Introduction: Asynchronous stimulation has been shown to reduce fatigue during electrical stimulation; however, it may also exhibit a force ripple. We quantified the ripple during asynchronous and conventional single‐channel transcutaneous stimulation across a range of stimulation frequencies. Methods: The ripple was measured during 5 asynchronous stimulation protocols, 2 conventional stimulation protocols, and 3 volitional contractions in 12 healthy individuals. Results: Conventional 40 Hz and asynchronous 16 Hz stimulation were found to induce contractions that were as smooth as volitional contractions. Asynchronous 8, 10, and 12 Hz stimulation induced contractions with significant ripple. Conclusions: Lower stimulation frequencies can reduce fatigue; however, they may also lead to increased ripple. Future efforts should study the relationship between force ripple and the smoothness of the evoked movements in addition to the relationship between stimulation frequency and NMES‐induced fatigue to elucidate an optimal stimulation frequency for asynchronous stimulation. Muscle Nerve 50: 549–555, 2014

Switched Control of Cadence During Stationary Cycling Induced by Functional Electrical Stimulation

Functional electrical stimulation (FES) can be used to activate the dysfunctional lower limb muscles of individuals with neurological disorders to produce cycling as a means of rehabilitation. However, previous literature suggests that poor muscle control and nonphysiological muscle fiber recruitment during FES-cycling causes lower efficiency and power output at the cycle crank than able-bodied cycling, thus motivating the investigation of improved control methods for FES-cycling. In this paper, a stimulation pattern is designed based on the kinematic effectiveness of the riders hip and knee joints to produce a forward torque about the cycle crank. A robust controller is designed for the uncertain, nonlinear cycle-rider system with autonomous, state-dependent switching. Provided sufficient conditions are satisfied, the switched controller yields ultimately bounded tracking of a desired cadence. Experimental results on four able-bodied subjects demonstrate cadence tracking errors of 0.05 ±1.59 and 5.27 ±2.14 revolutions per minute during volitional and FES-induced cycling, respectively. To establish feasibility of FES-assisted cycling in subjects with Parkinsons disease, experimental results with one subject demonstrate tracking errors of 0.43 ±4.06 and 0.17 ±3.11 revolutions per minute during volitional and FES-induced cycling, respectively.

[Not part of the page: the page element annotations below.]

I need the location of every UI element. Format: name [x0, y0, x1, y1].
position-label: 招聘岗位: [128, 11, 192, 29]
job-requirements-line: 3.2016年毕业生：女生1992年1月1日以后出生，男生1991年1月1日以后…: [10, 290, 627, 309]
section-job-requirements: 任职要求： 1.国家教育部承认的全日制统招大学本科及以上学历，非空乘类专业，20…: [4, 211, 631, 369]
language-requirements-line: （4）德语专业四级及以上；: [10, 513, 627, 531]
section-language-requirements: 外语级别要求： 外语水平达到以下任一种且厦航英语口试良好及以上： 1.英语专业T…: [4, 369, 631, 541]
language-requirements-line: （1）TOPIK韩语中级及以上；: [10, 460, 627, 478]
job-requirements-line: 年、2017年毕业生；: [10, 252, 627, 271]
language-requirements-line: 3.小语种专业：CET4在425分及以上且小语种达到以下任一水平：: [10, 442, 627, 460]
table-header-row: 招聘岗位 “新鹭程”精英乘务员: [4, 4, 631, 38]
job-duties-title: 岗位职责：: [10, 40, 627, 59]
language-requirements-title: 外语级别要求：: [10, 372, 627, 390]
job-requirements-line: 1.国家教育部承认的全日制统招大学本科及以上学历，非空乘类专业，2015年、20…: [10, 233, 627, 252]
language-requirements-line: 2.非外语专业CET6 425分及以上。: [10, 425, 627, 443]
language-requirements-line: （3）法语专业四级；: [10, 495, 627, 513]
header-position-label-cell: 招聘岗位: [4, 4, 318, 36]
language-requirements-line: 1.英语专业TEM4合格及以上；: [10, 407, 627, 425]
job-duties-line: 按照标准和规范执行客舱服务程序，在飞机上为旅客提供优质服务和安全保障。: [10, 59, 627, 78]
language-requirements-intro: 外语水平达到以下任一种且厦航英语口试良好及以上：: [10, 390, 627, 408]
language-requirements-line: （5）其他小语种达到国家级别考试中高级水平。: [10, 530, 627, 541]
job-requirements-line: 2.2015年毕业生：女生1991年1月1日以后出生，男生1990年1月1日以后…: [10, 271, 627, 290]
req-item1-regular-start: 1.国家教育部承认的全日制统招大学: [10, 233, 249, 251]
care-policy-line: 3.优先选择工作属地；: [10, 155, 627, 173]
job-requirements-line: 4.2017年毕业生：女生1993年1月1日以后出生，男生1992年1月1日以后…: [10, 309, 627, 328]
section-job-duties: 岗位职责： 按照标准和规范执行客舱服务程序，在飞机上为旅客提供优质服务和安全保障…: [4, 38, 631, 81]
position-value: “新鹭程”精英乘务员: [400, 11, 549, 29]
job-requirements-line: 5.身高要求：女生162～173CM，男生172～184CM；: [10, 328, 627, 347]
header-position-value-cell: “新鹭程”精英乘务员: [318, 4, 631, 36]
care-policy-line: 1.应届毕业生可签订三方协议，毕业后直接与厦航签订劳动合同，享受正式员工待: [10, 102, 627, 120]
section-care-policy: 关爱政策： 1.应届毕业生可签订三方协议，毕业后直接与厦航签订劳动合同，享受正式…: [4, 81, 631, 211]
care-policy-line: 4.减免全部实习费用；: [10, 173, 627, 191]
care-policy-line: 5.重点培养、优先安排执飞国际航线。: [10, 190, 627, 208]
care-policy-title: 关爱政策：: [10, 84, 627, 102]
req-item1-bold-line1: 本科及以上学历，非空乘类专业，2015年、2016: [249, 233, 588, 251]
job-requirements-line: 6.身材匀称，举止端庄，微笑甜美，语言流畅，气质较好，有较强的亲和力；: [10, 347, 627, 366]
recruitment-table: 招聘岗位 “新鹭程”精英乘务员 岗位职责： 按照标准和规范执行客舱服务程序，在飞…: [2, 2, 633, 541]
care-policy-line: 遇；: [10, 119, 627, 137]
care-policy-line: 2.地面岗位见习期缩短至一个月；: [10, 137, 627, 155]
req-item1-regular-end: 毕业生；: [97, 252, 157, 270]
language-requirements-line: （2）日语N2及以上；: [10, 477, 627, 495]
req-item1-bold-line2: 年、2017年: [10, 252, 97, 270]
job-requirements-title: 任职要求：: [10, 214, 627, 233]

Cadence control of stationary cycling induced by switched functional electrical stimulation control

Cycling induced by functional electrical stimulation (FES) is an effective means for exercise and rehabilitation of individuals suffering from neurological disorders such as stroke, spinal cord injury, and cerebral palsy. To achieve FES-cycling, potential fields are alternately applied across muscle groups in the lower extremities. Alternating stimulation of various muscle groups according to the crank position makes the FES-cycling system a switched system with autonomous state-dependent switching. This paper examines FES-cycling from a switched systems analysis perspective. Specifically, a switched sliding mode controller is developed to yield approximate tracking of a desired cadence despite an uncertain, nonlinear cycle-rider model. Cadence tracking is proven via a common Lyapunov-like function and experimental results are provided to demonstrate the performance of the switched controller.